Cancelling January's fuel duty rise will not help solve transport poverty, says Sustrans

‘Use fuel duty rise to invest in safe cycling routes’

The government has already postponed it once, but Sustrans is urging Westminster to resist delaying a rise in fuel duty again next January.

Petrol prices were due to rise three pence this summer, but Chancellor George Osbourne postponed that until the start of next year. Now motoring groups are lobbying for the rise to be cancelled entirely.

According to the charity Locked Out, 35 million people in England are facing the prospect of debt just from getting around. The Department of Transport’s own 2011 Travel Survey found that over a quarter of British families are already without a car.

Sustrans said that by sticking with the petrol tax increase the money could then be used to invest in transport investment that will benefit everyone.

Joe Williams, Policy Advisor for the charity Sustrans, said, “The cost of car ownership, increasing public transport fares and a lack of safe walking and cycling routes has already ensured that millions of households are trapped in transport poverty.

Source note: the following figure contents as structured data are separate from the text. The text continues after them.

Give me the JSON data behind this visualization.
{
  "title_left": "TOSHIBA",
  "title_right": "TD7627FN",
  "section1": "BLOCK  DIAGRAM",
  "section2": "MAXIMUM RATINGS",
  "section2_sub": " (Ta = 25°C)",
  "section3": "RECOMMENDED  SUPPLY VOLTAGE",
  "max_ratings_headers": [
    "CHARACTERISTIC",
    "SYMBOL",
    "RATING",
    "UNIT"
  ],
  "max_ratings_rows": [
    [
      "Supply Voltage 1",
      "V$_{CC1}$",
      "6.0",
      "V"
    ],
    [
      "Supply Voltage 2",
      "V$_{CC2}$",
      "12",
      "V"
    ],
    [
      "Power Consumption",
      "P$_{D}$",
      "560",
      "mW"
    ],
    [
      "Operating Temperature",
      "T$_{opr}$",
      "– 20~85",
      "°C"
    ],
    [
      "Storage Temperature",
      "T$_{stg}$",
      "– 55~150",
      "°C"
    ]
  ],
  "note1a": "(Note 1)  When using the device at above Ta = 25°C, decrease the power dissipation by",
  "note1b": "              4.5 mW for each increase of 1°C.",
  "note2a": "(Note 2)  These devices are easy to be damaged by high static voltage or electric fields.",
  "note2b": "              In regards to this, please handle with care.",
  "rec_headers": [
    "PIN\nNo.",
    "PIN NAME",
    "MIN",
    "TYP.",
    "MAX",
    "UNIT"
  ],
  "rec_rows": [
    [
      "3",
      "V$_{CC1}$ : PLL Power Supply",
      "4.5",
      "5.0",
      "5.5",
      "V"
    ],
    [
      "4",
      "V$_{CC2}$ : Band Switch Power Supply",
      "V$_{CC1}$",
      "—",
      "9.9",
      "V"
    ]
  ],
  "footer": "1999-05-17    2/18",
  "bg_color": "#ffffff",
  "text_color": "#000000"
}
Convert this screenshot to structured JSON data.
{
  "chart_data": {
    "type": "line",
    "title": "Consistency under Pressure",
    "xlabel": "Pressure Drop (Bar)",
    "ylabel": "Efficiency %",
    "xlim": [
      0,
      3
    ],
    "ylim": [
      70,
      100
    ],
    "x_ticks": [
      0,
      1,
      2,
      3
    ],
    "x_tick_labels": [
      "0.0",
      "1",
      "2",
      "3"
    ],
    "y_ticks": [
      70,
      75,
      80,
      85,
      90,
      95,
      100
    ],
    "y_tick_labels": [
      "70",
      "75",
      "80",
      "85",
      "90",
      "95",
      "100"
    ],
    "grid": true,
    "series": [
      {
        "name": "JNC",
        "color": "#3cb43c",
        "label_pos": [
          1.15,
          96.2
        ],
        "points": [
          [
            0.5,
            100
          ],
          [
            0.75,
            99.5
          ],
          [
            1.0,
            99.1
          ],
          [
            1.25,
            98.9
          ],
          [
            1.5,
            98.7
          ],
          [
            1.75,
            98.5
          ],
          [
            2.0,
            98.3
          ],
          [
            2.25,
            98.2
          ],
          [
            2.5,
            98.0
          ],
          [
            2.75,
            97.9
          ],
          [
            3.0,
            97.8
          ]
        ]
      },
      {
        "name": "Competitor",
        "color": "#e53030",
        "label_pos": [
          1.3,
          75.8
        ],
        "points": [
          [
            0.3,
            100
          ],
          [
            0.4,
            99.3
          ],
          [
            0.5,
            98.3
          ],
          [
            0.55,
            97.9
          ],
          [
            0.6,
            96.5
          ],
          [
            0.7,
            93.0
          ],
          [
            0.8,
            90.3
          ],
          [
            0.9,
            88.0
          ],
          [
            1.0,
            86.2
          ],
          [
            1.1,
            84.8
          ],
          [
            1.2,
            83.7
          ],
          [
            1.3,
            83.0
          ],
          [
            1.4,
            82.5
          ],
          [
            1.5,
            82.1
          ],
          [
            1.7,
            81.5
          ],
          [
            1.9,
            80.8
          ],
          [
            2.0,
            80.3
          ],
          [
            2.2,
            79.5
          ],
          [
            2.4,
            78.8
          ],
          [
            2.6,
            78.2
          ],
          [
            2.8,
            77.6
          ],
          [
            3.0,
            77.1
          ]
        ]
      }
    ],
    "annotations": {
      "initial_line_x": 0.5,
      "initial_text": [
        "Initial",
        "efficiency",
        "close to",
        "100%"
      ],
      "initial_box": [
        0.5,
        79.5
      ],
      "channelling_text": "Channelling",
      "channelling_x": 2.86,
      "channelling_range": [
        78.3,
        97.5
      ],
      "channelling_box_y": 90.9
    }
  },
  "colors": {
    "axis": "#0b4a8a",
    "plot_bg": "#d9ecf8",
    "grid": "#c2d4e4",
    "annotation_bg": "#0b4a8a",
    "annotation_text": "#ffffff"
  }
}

“We cannot pretend that relying on universal car ownership to allow people to access jobs, schools and healthcare is feasible given that the cost of petrol will continue to rise in the long-term irrespective of fuel duty levels.

“Fuel duty rises must continue in order to help Britain recover economically and fund a transport system that enables everyone to get around, including investment in reliable and affordable public transport and the provision of safe walking and cycling routes.”

Previous anecdotal evidence has found that ‘petrol pump crises‘ have seen a rise in bike riding. In the warmer weather, at least.